I've been wondering how BKS could claim strong growth in practically every segment outside of College and then reduce sales project for the year by so much.
The answer seems to be in this quote from the 01/05 press release.
"BN.com and NOOK comparable sales reflect the actual selling price for eBooks sold under the agency model rather than solely the commission received. Additionally, it includes all deferred eReader device revenues, and includes device sales to channel partners on a “sell-in” basis net of estimated returns."
The key phrase in the quote is that BKS is counting sales to channel partners on a "sell-in" basis instead of "sell-through" basis. So units sitting in partner stores/warehouses that have not been sold to customers are also being counted as device sales.
This disclosure along with the reduction in BKS's guidance for the Nook business for the fiscal year from $1.8B to $1.5B would seem to indicate that the distribution channel is stuffed with inventory and we'll likely see a sharp falloff in sales through partners next quarter beyond normal seasonality.
The actual selling prices, for all three products, ended up being 30% less. Smart touch $99 Encore (ie nook color) $199 Acclaim (ie nook tablet) $250
So, if the nook guidance was put together using the planned prices, as one would anticipate, then they would have been about 30% high on the sales projections for the hardware component even if they sold the same number of units.
Given that they broke out ~$500 million as the digital sales. That would imply the actual hardware sales were about $1.0 billion this year. They would have projected $1.3-$1.4 billion in sales given the original planned pricing, and they would have been off by 0.3-0.4 billion. As they were.
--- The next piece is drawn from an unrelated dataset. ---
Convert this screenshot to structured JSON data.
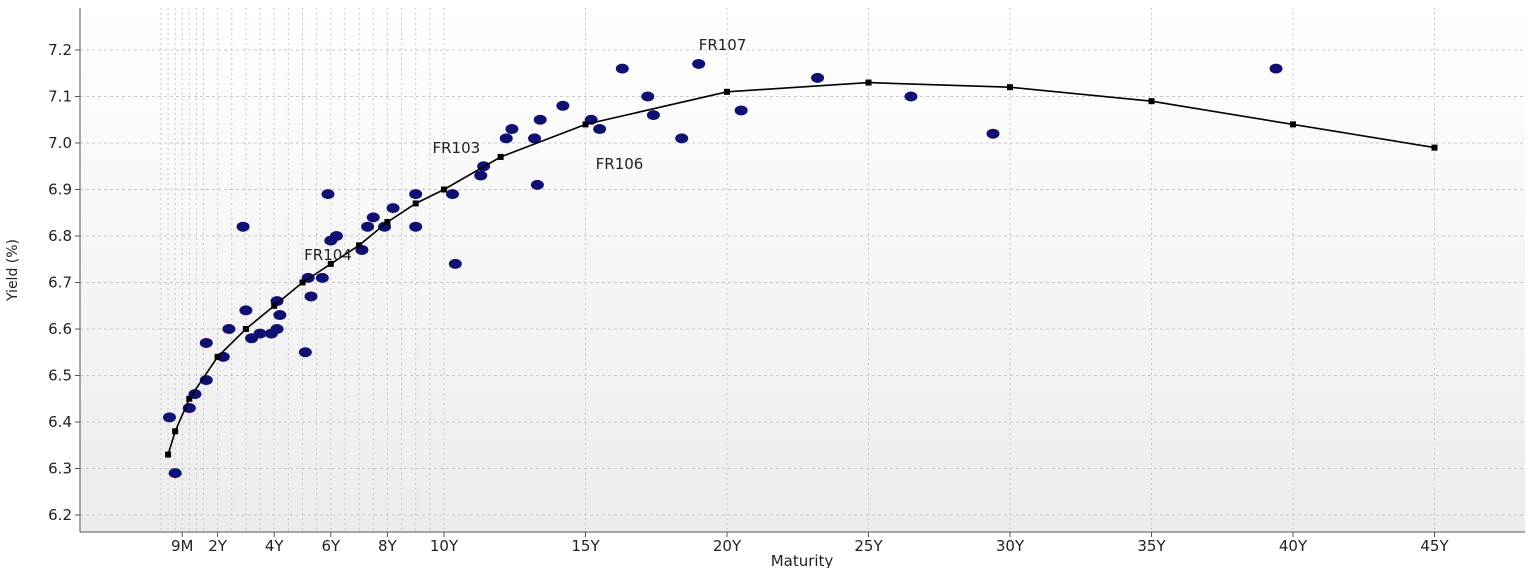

And yes, I should have put 2+2 together BEFORE the report.
Next quarter is even more difficult to project b/c of the NYT/ People arrangement.
I suspect NYT and People are loaning BKS cash to cover the manufacturing cost upfront, and BKS is paying it back (in full) to the magazines by foregoing their "cut" of the subscription revenue. So the net effect is a $100 subsidy given by BKS, but financed by the publisher. I am not sure how that will be recorded in the books.
> Smart Touch $139 > Nook Color > Encore $249 > Acclaim $349
Nook Color is Nook Color at $199 Encore is Nook Tablet at $249 Acclaim obviously never came to market.
Your idea that BKS expected to sell the Nook Tablet at $349 is pretty ridiculous. BKS is fighting the razor battle with their tablet and there's no way they would have been trying to sell their razors with such high markups.
> "So, if the nook guidance was put together using the planned prices, as one would anticipate, then they would have been about 30% high on the sales projections for the hardware component even if they sold the same number of units."
If BKS was planning on selling the same number of units at those higher prices, BKS is being run by idiots with ridiculous forecasts and no chance of meeting any of them.
> "Next quarter is even more difficult to project b/c of the NYT/ People arrangement."
This one's already blown up. Next quarter will clearly show that BKS doesn't have a chance in hell of surviving.
Nice catch. What it means is they're throwing everything but the kitchen sink into the revenue line.
There are some that would argue, from a GAAP perspective, that the agency revenue shouldn't be recognized as sales, but only as the commission earned. It appears that BKS is taking a more liberal approach to revenue recognition...
I think BKS is following GAAP in their earnings report (only commission counted as revenue for agency sales).
But in these fluff press releases, they're using their own definitions of "comparable sales", which may be technically correct, but leaving the reader with a completely different impression of how sales are going compared to what they will report in their GAAP results.
That kind of spinning of the numbers to me is the surest sign that the actual results will be atrocious - especially given BKS's pattern of starting the fiscal year with relatively rosy outlook followed by guiding down each and every quarter for the rest of the year. I expect there's plenty more bad news waiting to trickle out.